Chevron Corp. is shrinking its staff from its crude-oil refining and marketing segments by more than 20% as fuel demand remains low, The Wall Street Journal reported.
Some 2,000 workers were laid off in 2009, and an equal number of layoffs are ahead this year and more are expected to continue in 2011. In 2008, Chevron, of San Ramon, Calif., had 19,000 people employed in that segment.
In January, the company announced it planned to reduce its staff, but specific figures recently emerged.
“Market conditions are likely to be difficult for the next several years,” Mike Wirth, Chevron’s executive vice president for global downstream, said in a prepared statement. “We intend to further concentrate our downstream portfolio in North America and Asia-Pacific.”

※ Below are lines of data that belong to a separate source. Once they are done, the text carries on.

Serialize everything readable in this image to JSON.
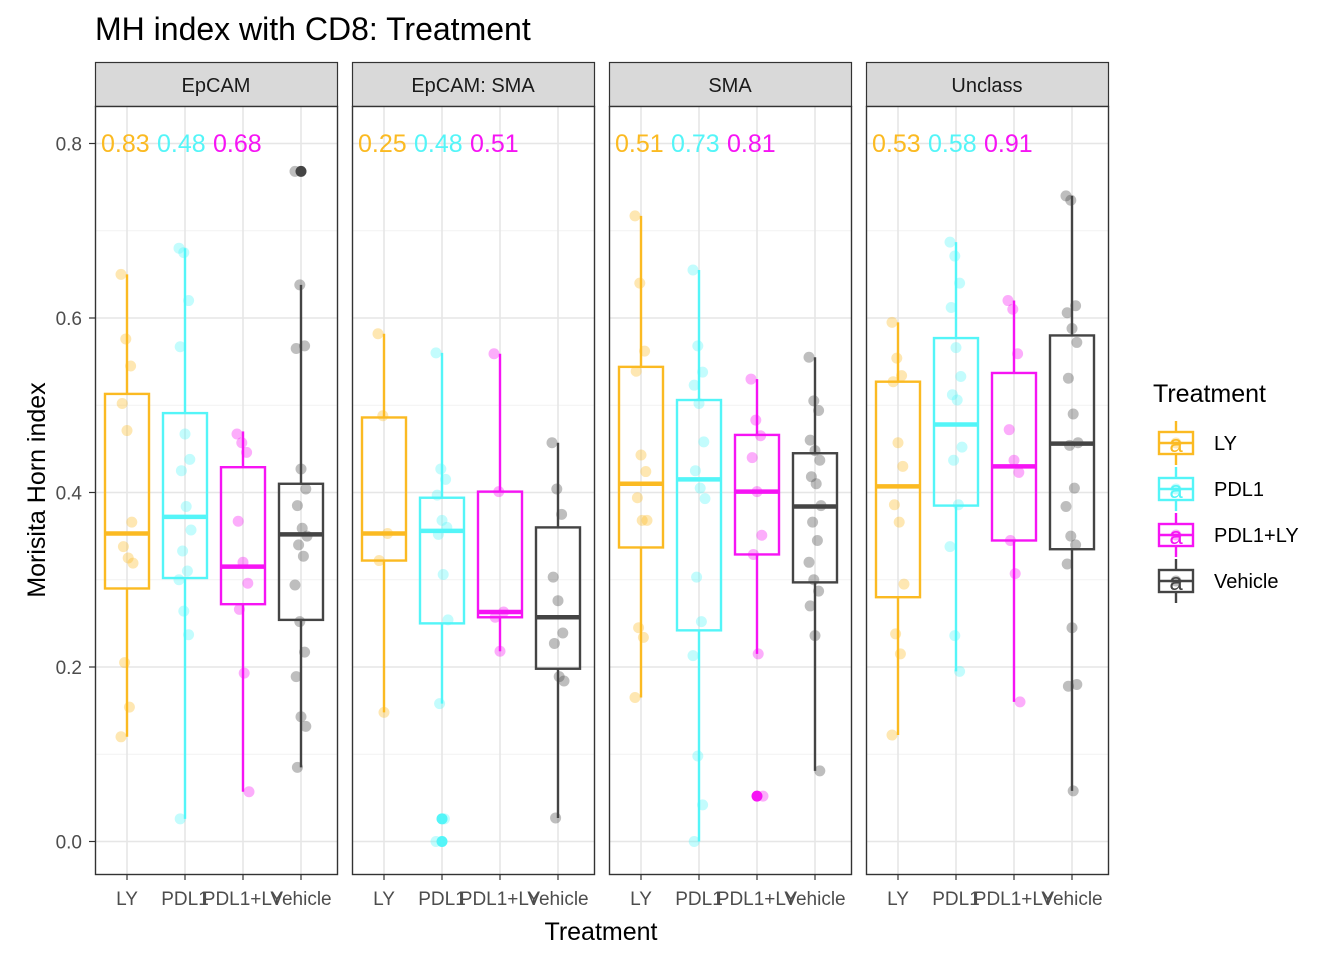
{
  "chart_data": {
    "type": "box",
    "title": "MH index with CD8: Treatment",
    "xlabel": "Treatment",
    "ylabel": "Morisita Horn index",
    "ylim": [
      -0.04,
      0.86
    ],
    "yticks": [
      0.0,
      0.2,
      0.4,
      0.6,
      0.8
    ],
    "ytick_labels": [
      "0.0",
      "0.2",
      "0.4",
      "0.6",
      "0.8"
    ],
    "categories": [
      "LY",
      "PDL1",
      "PDL1+LY",
      "Vehicle"
    ],
    "grid": true,
    "legend": {
      "title": "Treatment",
      "position": "right",
      "key_label": "a",
      "items": [
        {
          "label": "LY",
          "color": "#FBBA22"
        },
        {
          "label": "PDL1",
          "color": "#54F5F8"
        },
        {
          "label": "PDL1+LY",
          "color": "#F614F4"
        },
        {
          "label": "Vehicle",
          "color": "#444444"
        }
      ]
    },
    "colors": {
      "LY": "#FBBA22",
      "PDL1": "#54F5F8",
      "PDL1+LY": "#F614F4",
      "Vehicle": "#444444"
    },
    "panels": [
      {
        "name": "EpCAM",
        "annotations": [
          {
            "text": "0.83",
            "color": "#FBBA22"
          },
          {
            "text": "0.48",
            "color": "#54F5F8"
          },
          {
            "text": "0.68",
            "color": "#F614F4"
          }
        ],
        "boxes": [
          {
            "group": "LY",
            "min": 0.12,
            "q1": 0.29,
            "median": 0.353,
            "q3": 0.513,
            "max": 0.65,
            "outliers": [],
            "points": [
              0.65,
              0.576,
              0.545,
              0.502,
              0.471,
              0.366,
              0.338,
              0.325,
              0.319,
              0.205,
              0.154,
              0.12
            ]
          },
          {
            "group": "PDL1",
            "min": 0.026,
            "q1": 0.302,
            "median": 0.372,
            "q3": 0.491,
            "max": 0.68,
            "outliers": [],
            "points": [
              0.68,
              0.675,
              0.62,
              0.567,
              0.467,
              0.438,
              0.425,
              0.384,
              0.357,
              0.333,
              0.31,
              0.3,
              0.264,
              0.237,
              0.026
            ]
          },
          {
            "group": "PDL1+LY",
            "min": 0.057,
            "q1": 0.272,
            "median": 0.315,
            "q3": 0.429,
            "max": 0.47,
            "outliers": [],
            "points": [
              0.467,
              0.457,
              0.446,
              0.367,
              0.32,
              0.296,
              0.266,
              0.193,
              0.057
            ]
          },
          {
            "group": "Vehicle",
            "min": 0.085,
            "q1": 0.254,
            "median": 0.352,
            "q3": 0.41,
            "max": 0.638,
            "outliers": [
              0.768
            ],
            "points": [
              0.768,
              0.638,
              0.568,
              0.565,
              0.427,
              0.404,
              0.385,
              0.359,
              0.35,
              0.34,
              0.327,
              0.294,
              0.252,
              0.217,
              0.189,
              0.143,
              0.132,
              0.085
            ]
          }
        ]
      },
      {
        "name": "EpCAM: SMA",
        "annotations": [
          {
            "text": "0.25",
            "color": "#FBBA22"
          },
          {
            "text": "0.48",
            "color": "#54F5F8"
          },
          {
            "text": "0.51",
            "color": "#F614F4"
          }
        ],
        "boxes": [
          {
            "group": "LY",
            "min": 0.148,
            "q1": 0.322,
            "median": 0.353,
            "q3": 0.486,
            "max": 0.582,
            "outliers": [],
            "points": [
              0.582,
              0.488,
              0.353,
              0.322,
              0.148
            ]
          },
          {
            "group": "PDL1",
            "min": 0.158,
            "q1": 0.25,
            "median": 0.356,
            "q3": 0.394,
            "max": 0.56,
            "outliers": [
              0.026,
              0.0
            ],
            "points": [
              0.56,
              0.427,
              0.415,
              0.397,
              0.368,
              0.36,
              0.352,
              0.306,
              0.254,
              0.158,
              0.026,
              0.0
            ]
          },
          {
            "group": "PDL1+LY",
            "min": 0.218,
            "q1": 0.257,
            "median": 0.263,
            "q3": 0.401,
            "max": 0.559,
            "outliers": [],
            "points": [
              0.559,
              0.401,
              0.263,
              0.257,
              0.218
            ]
          },
          {
            "group": "Vehicle",
            "min": 0.027,
            "q1": 0.198,
            "median": 0.257,
            "q3": 0.36,
            "max": 0.457,
            "outliers": [],
            "points": [
              0.457,
              0.404,
              0.375,
              0.303,
              0.276,
              0.239,
              0.227,
              0.189,
              0.184,
              0.027
            ]
          }
        ]
      },
      {
        "name": "SMA",
        "annotations": [
          {
            "text": "0.51",
            "color": "#FBBA22"
          },
          {
            "text": "0.73",
            "color": "#54F5F8"
          },
          {
            "text": "0.81",
            "color": "#F614F4"
          }
        ],
        "boxes": [
          {
            "group": "LY",
            "min": 0.165,
            "q1": 0.337,
            "median": 0.41,
            "q3": 0.544,
            "max": 0.717,
            "outliers": [],
            "points": [
              0.717,
              0.64,
              0.562,
              0.539,
              0.443,
              0.424,
              0.394,
              0.368,
              0.368,
              0.245,
              0.234,
              0.165
            ]
          },
          {
            "group": "PDL1",
            "min": 0.0,
            "q1": 0.242,
            "median": 0.415,
            "q3": 0.506,
            "max": 0.655,
            "outliers": [],
            "points": [
              0.655,
              0.568,
              0.538,
              0.523,
              0.502,
              0.458,
              0.425,
              0.405,
              0.393,
              0.303,
              0.252,
              0.213,
              0.098,
              0.042,
              0.0
            ]
          },
          {
            "group": "PDL1+LY",
            "min": 0.215,
            "q1": 0.329,
            "median": 0.401,
            "q3": 0.466,
            "max": 0.53,
            "outliers": [
              0.052
            ],
            "points": [
              0.53,
              0.483,
              0.465,
              0.44,
              0.401,
              0.351,
              0.329,
              0.215,
              0.052
            ]
          },
          {
            "group": "Vehicle",
            "min": 0.081,
            "q1": 0.297,
            "median": 0.384,
            "q3": 0.445,
            "max": 0.555,
            "outliers": [],
            "points": [
              0.555,
              0.505,
              0.494,
              0.46,
              0.448,
              0.437,
              0.418,
              0.41,
              0.385,
              0.366,
              0.345,
              0.32,
              0.3,
              0.287,
              0.27,
              0.236,
              0.081
            ]
          }
        ]
      },
      {
        "name": "Unclass",
        "annotations": [
          {
            "text": "0.53",
            "color": "#FBBA22"
          },
          {
            "text": "0.58",
            "color": "#54F5F8"
          },
          {
            "text": "0.91",
            "color": "#F614F4"
          }
        ],
        "boxes": [
          {
            "group": "LY",
            "min": 0.122,
            "q1": 0.28,
            "median": 0.407,
            "q3": 0.527,
            "max": 0.595,
            "outliers": [],
            "points": [
              0.595,
              0.554,
              0.534,
              0.527,
              0.457,
              0.43,
              0.386,
              0.366,
              0.295,
              0.238,
              0.215,
              0.122
            ]
          },
          {
            "group": "PDL1",
            "min": 0.195,
            "q1": 0.385,
            "median": 0.478,
            "q3": 0.577,
            "max": 0.687,
            "outliers": [],
            "points": [
              0.687,
              0.671,
              0.64,
              0.612,
              0.566,
              0.533,
              0.512,
              0.506,
              0.452,
              0.437,
              0.386,
              0.338,
              0.236,
              0.195
            ]
          },
          {
            "group": "PDL1+LY",
            "min": 0.16,
            "q1": 0.345,
            "median": 0.43,
            "q3": 0.537,
            "max": 0.62,
            "outliers": [],
            "points": [
              0.62,
              0.61,
              0.559,
              0.472,
              0.437,
              0.423,
              0.345,
              0.307,
              0.16
            ]
          },
          {
            "group": "Vehicle",
            "min": 0.058,
            "q1": 0.335,
            "median": 0.456,
            "q3": 0.58,
            "max": 0.74,
            "outliers": [],
            "points": [
              0.74,
              0.735,
              0.614,
              0.606,
              0.588,
              0.572,
              0.531,
              0.49,
              0.457,
              0.454,
              0.405,
              0.384,
              0.35,
              0.34,
              0.318,
              0.245,
              0.18,
              0.178,
              0.058
            ]
          }
        ]
      }
    ]
  }
}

Chevron said it’s planning to ask for bids for some assets in Europe, including the Pembroke refinery in Wales. It also intends to sell its lubricants and marketing business in some parts of Central America and the Caribbean. Operations in Hawaii and Africa, outside of South Africa, will be reviewed, the Wall Street Journal reported.

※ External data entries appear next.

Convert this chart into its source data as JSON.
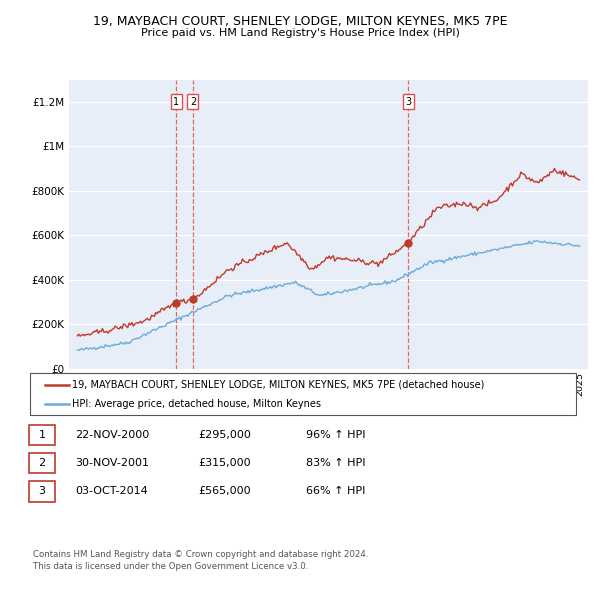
{
  "title": "19, MAYBACH COURT, SHENLEY LODGE, MILTON KEYNES, MK5 7PE",
  "subtitle": "Price paid vs. HM Land Registry's House Price Index (HPI)",
  "ylim": [
    0,
    1300000
  ],
  "yticks": [
    0,
    200000,
    400000,
    600000,
    800000,
    1000000,
    1200000
  ],
  "ytick_labels": [
    "£0",
    "£200K",
    "£400K",
    "£600K",
    "£800K",
    "£1M",
    "£1.2M"
  ],
  "hpi_color": "#6aabdc",
  "price_color": "#c0392b",
  "vline_color": "#e05050",
  "background_color": "#e8eef8",
  "trans_years": [
    2000.9,
    2001.9,
    2014.75
  ],
  "trans_prices": [
    295000,
    315000,
    565000
  ],
  "trans_labels": [
    "1",
    "2",
    "3"
  ],
  "legend_label_price": "19, MAYBACH COURT, SHENLEY LODGE, MILTON KEYNES, MK5 7PE (detached house)",
  "legend_label_hpi": "HPI: Average price, detached house, Milton Keynes",
  "footnote1": "Contains HM Land Registry data © Crown copyright and database right 2024.",
  "footnote2": "This data is licensed under the Open Government Licence v3.0.",
  "table_rows": [
    [
      "1",
      "22-NOV-2000",
      "£295,000",
      "96% ↑ HPI"
    ],
    [
      "2",
      "30-NOV-2001",
      "£315,000",
      "83% ↑ HPI"
    ],
    [
      "3",
      "03-OCT-2014",
      "£565,000",
      "66% ↑ HPI"
    ]
  ]
}
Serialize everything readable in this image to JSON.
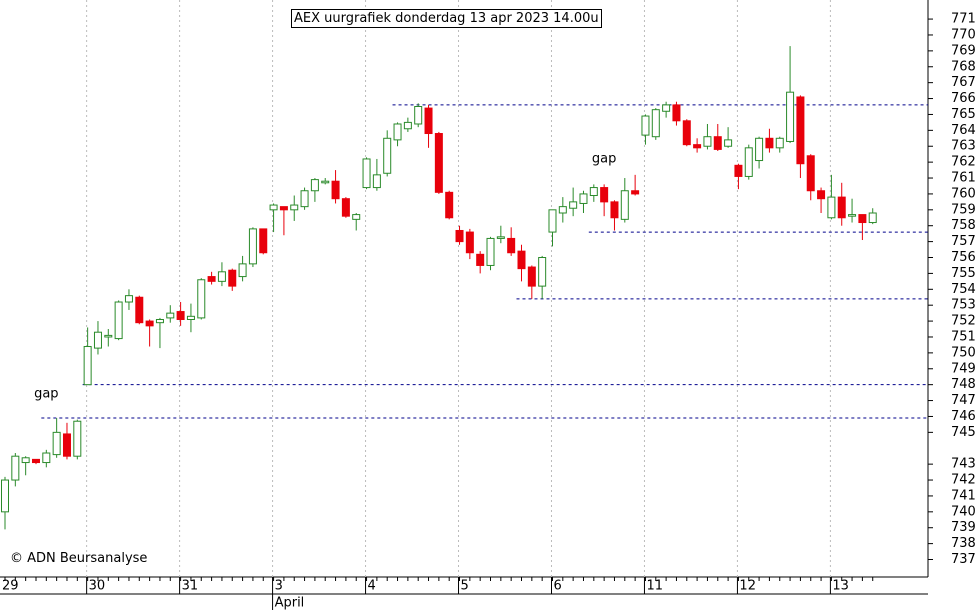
{
  "chart_data": {
    "type": "candlestick",
    "title": "AEX uurgrafiek donderdag 13 apr 2023 14.00u",
    "credit": "© ADN Beursanalyse",
    "categories": [
      "29",
      null,
      null,
      null,
      null,
      null,
      null,
      null,
      "30",
      null,
      null,
      null,
      null,
      null,
      null,
      null,
      null,
      "31",
      null,
      null,
      null,
      null,
      null,
      null,
      null,
      null,
      "3",
      null,
      null,
      null,
      null,
      null,
      null,
      null,
      null,
      "4",
      null,
      null,
      null,
      null,
      null,
      null,
      null,
      null,
      "5",
      null,
      null,
      null,
      null,
      null,
      null,
      null,
      null,
      "6",
      null,
      null,
      null,
      null,
      null,
      null,
      null,
      null,
      "11",
      null,
      null,
      null,
      null,
      null,
      null,
      null,
      null,
      "12",
      null,
      null,
      null,
      null,
      null,
      null,
      null,
      null,
      "13",
      null,
      null,
      null,
      null
    ],
    "month_labels": [
      {
        "label": "April",
        "index": 26
      }
    ],
    "open": [
      740.0,
      742.0,
      743.1,
      743.3,
      743.1,
      743.6,
      744.9,
      743.5,
      748.0,
      750.3,
      751.0,
      750.9,
      753.2,
      753.5,
      752.0,
      751.9,
      752.2,
      752.6,
      752.1,
      752.2,
      754.8,
      754.5,
      755.2,
      754.8,
      755.6,
      757.8,
      759.0,
      759.2,
      759.0,
      759.2,
      760.2,
      760.7,
      760.8,
      759.7,
      758.4,
      760.4,
      760.4,
      761.3,
      763.4,
      764.1,
      764.4,
      765.4,
      763.8,
      760.1,
      757.7,
      757.6,
      756.2,
      755.5,
      757.2,
      757.2,
      756.4,
      755.4,
      754.2,
      757.6,
      758.8,
      759.1,
      759.4,
      759.9,
      760.4,
      759.5,
      758.4,
      760.2,
      763.7,
      763.6,
      765.2,
      765.6,
      764.6,
      763.1,
      763.0,
      763.6,
      763.0,
      761.8,
      761.1,
      762.1,
      763.5,
      762.9,
      763.3,
      766.1,
      762.4,
      760.2,
      758.5,
      759.8,
      758.6,
      758.7,
      758.2
    ],
    "high": [
      742.2,
      743.7,
      743.5,
      743.3,
      743.9,
      745.9,
      745.6,
      745.8,
      751.6,
      752.0,
      751.5,
      753.3,
      754.0,
      753.6,
      752.1,
      752.2,
      753.0,
      753.2,
      753.1,
      754.7,
      755.1,
      755.7,
      755.3,
      756.1,
      757.9,
      757.8,
      759.4,
      759.2,
      759.9,
      760.4,
      761.0,
      761.0,
      761.5,
      759.8,
      758.8,
      762.3,
      762.2,
      764.0,
      764.5,
      764.8,
      765.7,
      765.6,
      763.9,
      760.2,
      758.0,
      757.8,
      756.4,
      757.3,
      758.0,
      757.9,
      756.8,
      755.5,
      756.1,
      759.0,
      759.8,
      760.4,
      760.2,
      760.6,
      760.6,
      759.6,
      761.0,
      761.2,
      765.0,
      765.4,
      765.8,
      765.8,
      764.7,
      763.5,
      764.4,
      764.4,
      764.2,
      761.9,
      763.1,
      763.6,
      764.1,
      763.6,
      769.3,
      766.2,
      762.5,
      760.4,
      761.2,
      760.7,
      759.7,
      758.7,
      759.1
    ],
    "low": [
      738.9,
      741.6,
      742.3,
      743.0,
      742.8,
      743.4,
      743.3,
      743.3,
      748.0,
      749.9,
      750.4,
      750.8,
      752.7,
      751.8,
      750.4,
      750.3,
      751.9,
      751.7,
      751.3,
      752.1,
      754.3,
      754.2,
      753.9,
      754.5,
      755.4,
      756.2,
      757.6,
      757.4,
      758.3,
      759.0,
      759.5,
      760.6,
      759.4,
      758.5,
      757.7,
      760.3,
      760.2,
      761.1,
      763.0,
      763.9,
      764.2,
      762.9,
      760.0,
      758.4,
      756.8,
      755.9,
      755.0,
      755.2,
      756.9,
      756.1,
      754.5,
      753.4,
      753.4,
      756.7,
      758.2,
      758.6,
      758.8,
      759.5,
      758.6,
      757.7,
      758.2,
      759.9,
      763.1,
      763.4,
      764.8,
      764.3,
      763.0,
      762.6,
      762.8,
      762.7,
      762.9,
      760.3,
      760.9,
      761.6,
      762.6,
      762.6,
      763.2,
      761.0,
      759.6,
      758.8,
      758.4,
      758.0,
      758.2,
      757.1,
      758.1
    ],
    "close": [
      742.0,
      743.5,
      743.4,
      743.1,
      743.7,
      745.0,
      743.5,
      745.7,
      750.4,
      751.3,
      751.1,
      753.2,
      753.6,
      751.9,
      751.7,
      752.1,
      752.5,
      752.1,
      752.3,
      754.6,
      754.5,
      755.1,
      754.2,
      755.6,
      757.8,
      756.3,
      759.3,
      759.0,
      759.3,
      760.2,
      760.9,
      760.8,
      759.7,
      758.6,
      758.7,
      762.2,
      761.2,
      763.5,
      764.4,
      764.5,
      765.5,
      763.8,
      760.1,
      758.5,
      757.0,
      756.3,
      755.5,
      757.2,
      757.3,
      756.3,
      755.3,
      754.2,
      756.0,
      759.0,
      759.2,
      759.5,
      760.0,
      760.4,
      759.5,
      758.5,
      760.2,
      760.0,
      764.9,
      765.3,
      765.6,
      764.6,
      763.1,
      762.9,
      763.6,
      762.8,
      763.4,
      761.1,
      762.9,
      763.5,
      762.9,
      763.5,
      766.4,
      761.9,
      760.2,
      759.7,
      759.8,
      758.5,
      758.7,
      758.2,
      758.8
    ],
    "up_color": "#2a8a2a",
    "down_color": "#e8000b",
    "levels": [
      {
        "value": 765.6,
        "from": 38
      },
      {
        "value": 757.6,
        "from": 57
      },
      {
        "value": 753.4,
        "from": 50
      },
      {
        "value": 748.0,
        "from": 8
      },
      {
        "value": 745.9,
        "from": 4
      }
    ],
    "annotations": [
      {
        "text": "gap",
        "index": 4,
        "value": 747.4,
        "color": "#000000"
      },
      {
        "text": "gap",
        "index": 58,
        "value": 762.2,
        "color": "#aaaaaa"
      }
    ],
    "ylim": [
      735.9,
      772.2
    ],
    "yticks": [
      737,
      738,
      739,
      740,
      741,
      742,
      743,
      745,
      746,
      747,
      748,
      749,
      750,
      751,
      752,
      753,
      754,
      755,
      756,
      757,
      758,
      759,
      760,
      761,
      762,
      763,
      764,
      765,
      766,
      767,
      768,
      769,
      770,
      771
    ],
    "grid": true
  }
}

The company’s cost-cutting steps should give profits a needed push this year and move margins back to the double digits by 2012. In the fourth quarter of 2009, Chevron lost $613 million in its downstream segment, compared with a $2.1 billion profit during the same period in 2008.

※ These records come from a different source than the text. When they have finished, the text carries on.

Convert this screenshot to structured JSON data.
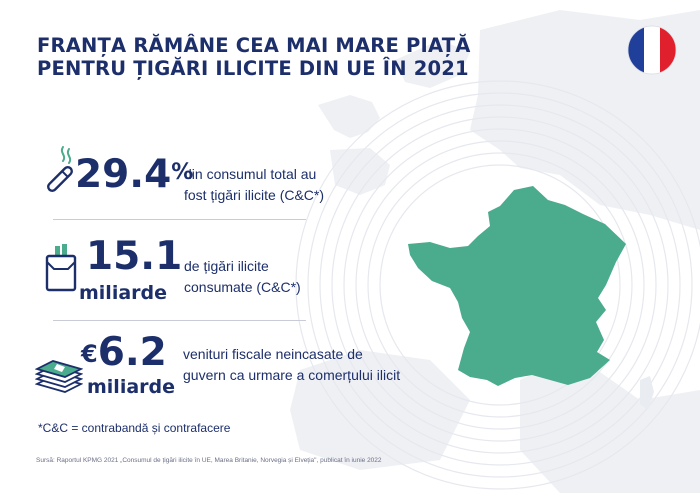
{
  "title": {
    "line1": "FRANȚA RĂMÂNE CEA MAI MARE PIAȚĂ",
    "line2": "PENTRU ȚIGĂRI ILICITE DIN UE ÎN 2021"
  },
  "flag": {
    "colors": [
      "#1f3f9a",
      "#ffffff",
      "#e0202c"
    ]
  },
  "map_color": "#4aab8d",
  "stats": [
    {
      "value": "29.4",
      "suffix": "%",
      "icon": "cigarette-icon",
      "desc_line1": "din consumul total au",
      "desc_line2": "fost țigări ilicite (C&C*)"
    },
    {
      "value": "15.1",
      "unit": "miliarde",
      "icon": "cigarette-pack-icon",
      "desc_line1": "de țigări ilicite",
      "desc_line2": "consumate (C&C*)"
    },
    {
      "prefix": "€",
      "value": "6.2",
      "unit": "miliarde",
      "icon": "money-stack-icon",
      "desc_line1": "venituri fiscale neincasate de",
      "desc_line2": "guvern ca urmare a comerțului ilicit"
    }
  ],
  "footnote": "*C&C = contrabandă și contrafacere",
  "source": "Sursă: Raportul KPMG 2021 „Consumul de țigări ilicite în UE, Marea Britanie, Norvegia și Elveția\", publicat în iunie 2022"
}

“We don’t contemplate closing refineries,” said Chevron Chief Executive John Watson. “Our refineries are competitive, but the industry conditions are difficult. Over time, we think returns will be competitive again.”
In its exploration and production segment, Chevron reported its output would grow about 1% through 2014; 4-5% from 2014 to 2017; and about 3% beyond 2017. The company reaffirmed its 2010 capital expenditure budget will be $21.6 billion, 2.7% lower than a year ago.